Photo Gallery | David Grover weekly free kids' concert

PITTSFIELD — The Whitney Center for the Arts' newest artistic adventure brings out a mosh pit of characters — teetering dancers, droolers, a few loud clappers who let out the occasional joyful shriek and, of course, the criers.

"Now, it's not good if you cry before I even play anything," musician David Grover jokes on a recent Saturday morning before starting his hour-long free children's concert at The Whit.


At 11 a.m. every Saturday, families can come in from the cold and let their little ones roam, dance and sing along to the tunes of Grover, a Pittsfield native known and loved in the local children's music scene for his weekly summer concerts in Great Barrington. His calming voice, warm smile and easy strokes of the guitar put the young audience at ease as they bop around the gallery to classics like "The Wheels on the Bus."
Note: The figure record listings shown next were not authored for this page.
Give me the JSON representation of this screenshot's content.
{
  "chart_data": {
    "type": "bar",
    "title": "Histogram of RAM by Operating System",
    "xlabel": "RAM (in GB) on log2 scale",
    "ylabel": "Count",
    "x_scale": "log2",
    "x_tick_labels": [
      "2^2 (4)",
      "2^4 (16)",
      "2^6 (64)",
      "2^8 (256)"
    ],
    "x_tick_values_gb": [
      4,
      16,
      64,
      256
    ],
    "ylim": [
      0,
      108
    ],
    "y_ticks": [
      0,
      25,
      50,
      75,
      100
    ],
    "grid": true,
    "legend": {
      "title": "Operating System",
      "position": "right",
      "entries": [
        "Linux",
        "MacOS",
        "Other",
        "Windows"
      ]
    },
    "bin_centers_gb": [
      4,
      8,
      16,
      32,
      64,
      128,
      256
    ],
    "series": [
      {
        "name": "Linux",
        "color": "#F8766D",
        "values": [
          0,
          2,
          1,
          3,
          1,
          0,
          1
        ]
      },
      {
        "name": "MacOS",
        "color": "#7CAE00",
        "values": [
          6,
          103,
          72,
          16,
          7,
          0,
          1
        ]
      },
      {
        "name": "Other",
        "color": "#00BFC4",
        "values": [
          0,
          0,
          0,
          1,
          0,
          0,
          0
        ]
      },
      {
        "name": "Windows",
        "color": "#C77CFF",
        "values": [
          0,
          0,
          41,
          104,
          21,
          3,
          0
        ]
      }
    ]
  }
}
The number of families and the ages of little adoring fans range from week-to-week, but Ghazi Kazmi, executive director at The Whit, said he's seen the audience grow since the first concert held Dec. 5.

"It's good to see new faces," he said. "But we also have a lot of repeat customers."

Grover changes the set list every Saturday, "depending on who shows up," he said.

He reads the crowd, saying at the beginning of the hour-long concert, from his stool in front of a colorful foam mat serving as a dance floor or front-row seating for little bottoms, "attention spans usually last about 42 minutes, so we'll just have a party the last 10 minutes, OK?"

Grover gets plenty of help performing during his free kids’ concert every Saturday.
Grover gets plenty of help performing during his free kids' concert every Saturday.

From babies bouncing on parents' knees to wiggly toddlers bravely grabbing the mic for a sing-a-long of "You are My Sunshine," the mid-morning concert is a welcomed family outing.

"It's a fun thing to do on a Saturday morning," said Josh Bloom, who brings his 1 1/2-year-old daughter, Lola, to hear Grover play every Saturday. "She loves the music."

The concert is a grass-roots effort by Kazmi to introduce The Whit to a younger audience.

"This is our way to ensure we are here for the long term," he said. "Children are our future audience, and it helps us to introduce parents to the center. And we're giving back to the community by not charging anything."

Kazmi has been spreading the word about the weekly concerts through Facebook, creating a children's activity group page to encourage parents to suggest ideas for family fun at The Whit. Right now, he said, he is looking into yoga events for children, art projects and possibly bringing in other musicians and instruments for children to play.

At first, Kazmi said, he wanted to try a few Saturday concerts to see how they were received, but Grover said he insisted they commit to every Saturday.

"We want to get people in the door and you don't want people guessing week-to-week, 'Is he playing this Saturday?'" Grover said. "It's an incredible amount of work for a parent to get a child out of the house, so I want them to know I'm here, no matter what."

Children are able to dance and sing-a-long with Grover, who plays original songs, as well as old favorites.
Children are able to dance and sing-a-long with Grover, who plays original songs, as well as old favorites.

It's a formula that's been working for Grover for 32 years in Great Barrington, where he plays at the town bandstand every Saturday July through August.

Right now, Grover — who has performed at the White House, NBC-TV's "Today Show," the Detroit Symphony and the United Nations — asks for donations at the end of the set. When asked why he does it for free, he replied, "I'd rather spend an hour playing for kids than stay at home."

Both Grover and Kazmi hope to build on their growing audience every week.

"I want families to know that every Saturday they can go to The Whit and there is something fun to do," Kazmi said.